Of course, this is just one way to look at your net worth and doesn’t necessarily mean you’re having trouble with your finances if you’re below the $ 210,000 mark. It all depends on what kind of net worth you feel comfortable with.

If your personal financials prove that your net worth is negative or less than you would like it to be, don’t worry. There are many ways to get a positive number or higher. Here are several suggestions.

  • Reduced expenses: The less you spend, the more you can use to save and invest. Take a look at your budget and figure out where you can cut or eliminate expenses. If you rarely use that gym membership, for example, cancel it. If you tend to overspend at restaurants, cook more meals at home. Remember that even a few dollars here and there can add up and increase your net worth in the long run.
  • Look for new sources of income: If your 8 to 5 job isn’t paying enough, don’t be afraid to make money through other opportunities. Depending on your schedule, preferences and interests, you may want to take on a second job or self-employment. Or maybe you have a lot of items that you don’t need or want anymore that you can sell on Craigslist or Facebook Marketplace.
  • To buy a house: If you are a current tenant, save for a house may be a good option. Your mortgage payments can help build equity, which can increase your equity. If you are looking for home ownership, be sure to pick a home that is within your means or below. Otherwise, it can become a liability rather than a wealth building tool.
  • Build an emergency fund: Unfortunately, life does come and your car may break down or your roof may need to be replaced when you least expect it. In these situations, it helps to have an emergency fund. With an emergency fund, you can cover these unexpected expenses and avoid going into debt. Most financial experts recommend three to six months of savings in an emergency fund.
  • No longer have debts: While this is easier said than done, do your best to reduce or eliminate your debt. This includes your student loans, mortgage, credit card debt, car debt, and other places you make monthly payments.
  • Invest: The sooner you start investing, the better. Once you have an emergency fund, make your money work for you by investing. You may want to consider some investment vehicles, including a 401 (k), Roth IRA, Traditional IRA, and 529.
  • Rest assured: Insurance can protect you financially when and if the going gets tough. Life insurance, auto insurance, and health insurance are important investments that can protect your financial future (and that of your family).

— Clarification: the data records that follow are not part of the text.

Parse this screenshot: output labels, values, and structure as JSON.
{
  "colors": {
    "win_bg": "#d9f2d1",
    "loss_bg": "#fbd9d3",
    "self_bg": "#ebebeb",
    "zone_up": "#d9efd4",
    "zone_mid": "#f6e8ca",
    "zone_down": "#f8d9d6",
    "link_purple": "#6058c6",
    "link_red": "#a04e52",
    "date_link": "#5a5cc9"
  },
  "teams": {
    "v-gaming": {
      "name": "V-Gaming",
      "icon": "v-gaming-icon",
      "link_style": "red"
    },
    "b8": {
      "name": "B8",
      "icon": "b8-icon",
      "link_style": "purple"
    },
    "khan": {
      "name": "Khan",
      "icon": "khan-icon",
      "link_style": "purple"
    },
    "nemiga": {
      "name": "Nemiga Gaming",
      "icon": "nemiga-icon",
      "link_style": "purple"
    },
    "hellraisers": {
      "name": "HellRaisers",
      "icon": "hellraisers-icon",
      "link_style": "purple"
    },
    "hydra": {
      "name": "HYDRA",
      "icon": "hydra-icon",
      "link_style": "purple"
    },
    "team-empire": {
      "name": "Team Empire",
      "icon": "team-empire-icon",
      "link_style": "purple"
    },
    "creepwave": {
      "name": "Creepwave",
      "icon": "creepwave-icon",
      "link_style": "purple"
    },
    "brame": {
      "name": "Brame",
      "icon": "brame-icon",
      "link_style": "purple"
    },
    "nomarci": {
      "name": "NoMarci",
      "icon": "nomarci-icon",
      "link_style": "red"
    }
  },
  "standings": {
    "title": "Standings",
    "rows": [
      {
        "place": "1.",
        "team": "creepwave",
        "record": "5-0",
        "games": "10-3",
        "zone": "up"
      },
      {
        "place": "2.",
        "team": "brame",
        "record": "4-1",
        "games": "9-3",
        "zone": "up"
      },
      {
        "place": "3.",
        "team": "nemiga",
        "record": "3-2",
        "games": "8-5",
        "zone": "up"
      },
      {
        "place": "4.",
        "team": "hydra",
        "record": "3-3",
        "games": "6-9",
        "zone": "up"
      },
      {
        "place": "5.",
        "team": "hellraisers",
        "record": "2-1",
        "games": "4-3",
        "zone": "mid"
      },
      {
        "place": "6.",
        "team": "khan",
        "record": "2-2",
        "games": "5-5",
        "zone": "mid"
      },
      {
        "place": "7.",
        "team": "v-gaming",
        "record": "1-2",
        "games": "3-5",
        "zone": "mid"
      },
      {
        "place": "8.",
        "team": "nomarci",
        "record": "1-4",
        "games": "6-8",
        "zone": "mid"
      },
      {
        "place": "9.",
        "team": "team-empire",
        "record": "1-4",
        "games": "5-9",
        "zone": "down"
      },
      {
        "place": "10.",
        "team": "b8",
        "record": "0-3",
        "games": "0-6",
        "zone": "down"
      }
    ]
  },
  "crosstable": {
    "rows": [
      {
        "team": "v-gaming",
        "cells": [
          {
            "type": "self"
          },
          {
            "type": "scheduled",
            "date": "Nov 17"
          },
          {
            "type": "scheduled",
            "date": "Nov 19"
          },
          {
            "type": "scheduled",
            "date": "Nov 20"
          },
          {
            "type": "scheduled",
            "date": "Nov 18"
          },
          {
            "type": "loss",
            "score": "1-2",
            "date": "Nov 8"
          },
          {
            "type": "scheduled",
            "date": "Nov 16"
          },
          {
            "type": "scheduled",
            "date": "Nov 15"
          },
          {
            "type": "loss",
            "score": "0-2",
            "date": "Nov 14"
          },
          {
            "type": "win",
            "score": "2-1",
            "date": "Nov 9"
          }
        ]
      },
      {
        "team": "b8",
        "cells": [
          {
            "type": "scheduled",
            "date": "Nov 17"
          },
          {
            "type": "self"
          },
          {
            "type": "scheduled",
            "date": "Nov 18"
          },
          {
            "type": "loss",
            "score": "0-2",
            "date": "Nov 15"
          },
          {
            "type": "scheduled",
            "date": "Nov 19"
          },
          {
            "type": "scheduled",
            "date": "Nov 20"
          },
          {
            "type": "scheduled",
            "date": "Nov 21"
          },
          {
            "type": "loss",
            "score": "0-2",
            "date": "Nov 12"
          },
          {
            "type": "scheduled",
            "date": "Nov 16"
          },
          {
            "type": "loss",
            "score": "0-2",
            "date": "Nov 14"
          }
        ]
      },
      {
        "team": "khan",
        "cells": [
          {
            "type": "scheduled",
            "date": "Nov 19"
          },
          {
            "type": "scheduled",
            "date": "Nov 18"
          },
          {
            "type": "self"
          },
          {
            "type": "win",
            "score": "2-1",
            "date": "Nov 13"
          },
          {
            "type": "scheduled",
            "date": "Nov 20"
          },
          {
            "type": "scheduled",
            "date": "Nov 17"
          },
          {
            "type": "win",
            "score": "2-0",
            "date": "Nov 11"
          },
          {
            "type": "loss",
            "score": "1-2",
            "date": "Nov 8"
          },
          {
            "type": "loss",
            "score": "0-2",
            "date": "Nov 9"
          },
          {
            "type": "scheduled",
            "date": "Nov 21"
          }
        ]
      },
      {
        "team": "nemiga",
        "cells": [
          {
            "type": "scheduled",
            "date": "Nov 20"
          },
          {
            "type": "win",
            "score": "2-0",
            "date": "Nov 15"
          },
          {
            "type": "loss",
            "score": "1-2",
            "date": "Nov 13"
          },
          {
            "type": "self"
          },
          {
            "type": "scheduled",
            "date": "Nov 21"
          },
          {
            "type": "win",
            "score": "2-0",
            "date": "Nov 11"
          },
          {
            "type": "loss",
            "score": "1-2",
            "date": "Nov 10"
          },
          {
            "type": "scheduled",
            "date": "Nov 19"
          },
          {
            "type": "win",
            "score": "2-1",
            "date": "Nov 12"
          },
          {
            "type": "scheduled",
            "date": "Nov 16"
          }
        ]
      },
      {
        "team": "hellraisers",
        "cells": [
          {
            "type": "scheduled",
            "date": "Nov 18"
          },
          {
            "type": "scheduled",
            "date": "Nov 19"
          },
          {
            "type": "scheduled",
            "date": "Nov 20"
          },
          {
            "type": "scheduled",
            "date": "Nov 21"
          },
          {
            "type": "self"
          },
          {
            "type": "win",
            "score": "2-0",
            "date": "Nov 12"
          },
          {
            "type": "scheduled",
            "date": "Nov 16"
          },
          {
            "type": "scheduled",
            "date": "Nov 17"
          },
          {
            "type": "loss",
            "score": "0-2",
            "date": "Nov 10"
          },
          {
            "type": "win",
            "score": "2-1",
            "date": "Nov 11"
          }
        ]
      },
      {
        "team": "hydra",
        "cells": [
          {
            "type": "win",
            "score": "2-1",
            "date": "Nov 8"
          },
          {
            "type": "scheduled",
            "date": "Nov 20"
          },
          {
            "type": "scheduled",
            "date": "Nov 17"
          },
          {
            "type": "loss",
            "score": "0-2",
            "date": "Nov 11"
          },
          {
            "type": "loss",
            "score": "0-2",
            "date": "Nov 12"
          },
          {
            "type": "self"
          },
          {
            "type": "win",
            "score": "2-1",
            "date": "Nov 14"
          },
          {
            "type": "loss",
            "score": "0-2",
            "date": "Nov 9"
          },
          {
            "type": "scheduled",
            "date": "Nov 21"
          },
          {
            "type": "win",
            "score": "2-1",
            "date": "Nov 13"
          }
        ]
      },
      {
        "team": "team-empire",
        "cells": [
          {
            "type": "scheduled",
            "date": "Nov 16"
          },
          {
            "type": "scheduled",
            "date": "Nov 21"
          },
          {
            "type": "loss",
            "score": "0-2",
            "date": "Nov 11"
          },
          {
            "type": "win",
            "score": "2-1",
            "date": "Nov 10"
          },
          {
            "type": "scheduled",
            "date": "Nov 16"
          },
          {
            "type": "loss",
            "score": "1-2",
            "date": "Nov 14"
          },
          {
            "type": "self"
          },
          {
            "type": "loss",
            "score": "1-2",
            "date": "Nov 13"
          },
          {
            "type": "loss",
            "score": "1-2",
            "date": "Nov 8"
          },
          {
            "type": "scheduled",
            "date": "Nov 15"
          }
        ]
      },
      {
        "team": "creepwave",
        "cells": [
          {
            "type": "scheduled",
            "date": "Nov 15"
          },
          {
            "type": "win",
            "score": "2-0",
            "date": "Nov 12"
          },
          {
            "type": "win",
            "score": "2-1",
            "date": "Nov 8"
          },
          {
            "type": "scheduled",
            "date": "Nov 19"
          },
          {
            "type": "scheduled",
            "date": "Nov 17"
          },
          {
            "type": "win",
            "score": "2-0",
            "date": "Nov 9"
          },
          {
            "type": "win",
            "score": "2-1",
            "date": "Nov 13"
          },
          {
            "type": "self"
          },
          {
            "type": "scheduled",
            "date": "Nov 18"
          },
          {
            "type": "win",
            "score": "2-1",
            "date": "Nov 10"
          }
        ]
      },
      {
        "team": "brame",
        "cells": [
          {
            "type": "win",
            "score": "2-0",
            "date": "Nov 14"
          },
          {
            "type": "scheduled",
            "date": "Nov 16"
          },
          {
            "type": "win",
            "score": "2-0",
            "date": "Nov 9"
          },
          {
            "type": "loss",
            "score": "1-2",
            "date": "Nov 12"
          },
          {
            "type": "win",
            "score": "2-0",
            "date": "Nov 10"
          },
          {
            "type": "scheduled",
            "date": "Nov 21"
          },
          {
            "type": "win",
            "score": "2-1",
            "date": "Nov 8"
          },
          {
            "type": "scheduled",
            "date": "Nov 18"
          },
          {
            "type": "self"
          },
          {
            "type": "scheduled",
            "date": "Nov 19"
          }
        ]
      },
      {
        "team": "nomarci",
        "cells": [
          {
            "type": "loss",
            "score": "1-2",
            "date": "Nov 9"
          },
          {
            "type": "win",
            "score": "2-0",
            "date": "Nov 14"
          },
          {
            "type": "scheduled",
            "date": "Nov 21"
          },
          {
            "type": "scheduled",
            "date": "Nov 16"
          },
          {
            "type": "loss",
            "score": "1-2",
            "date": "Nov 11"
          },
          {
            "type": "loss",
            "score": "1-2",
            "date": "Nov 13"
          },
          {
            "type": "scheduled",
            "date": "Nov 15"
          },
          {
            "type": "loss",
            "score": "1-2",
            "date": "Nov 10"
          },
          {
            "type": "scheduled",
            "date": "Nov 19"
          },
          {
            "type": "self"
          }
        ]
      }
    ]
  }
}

How to prepare personal financial statements

If you want to prepare personal financial statements, you have two options. You can go the DIY route and complete them yourself. Fortunately, there are plenty of free and paid templates available to walk you through the process.

Another option is to consult a financial advisor or hire a financial coach to help you. They can provide you with the expert advice you need to make sure your personal financial statements are complete and accurate. Even if you create your own statements, a financial advisor can review them and give you the peace of mind of knowing that it’s in good shape.

A financial advisor can also help you increase your net worth. Once they learn more about your particular situation, they can make appropriate recommendations and point you towards a healthier, happier financial future.


Brian Thorp is the Founder and CEO of Wealthtender, a leading personal finance website that helps thousands of people every month find the best financial advisors, coaches, and educational resources to enjoy life with less financial stress.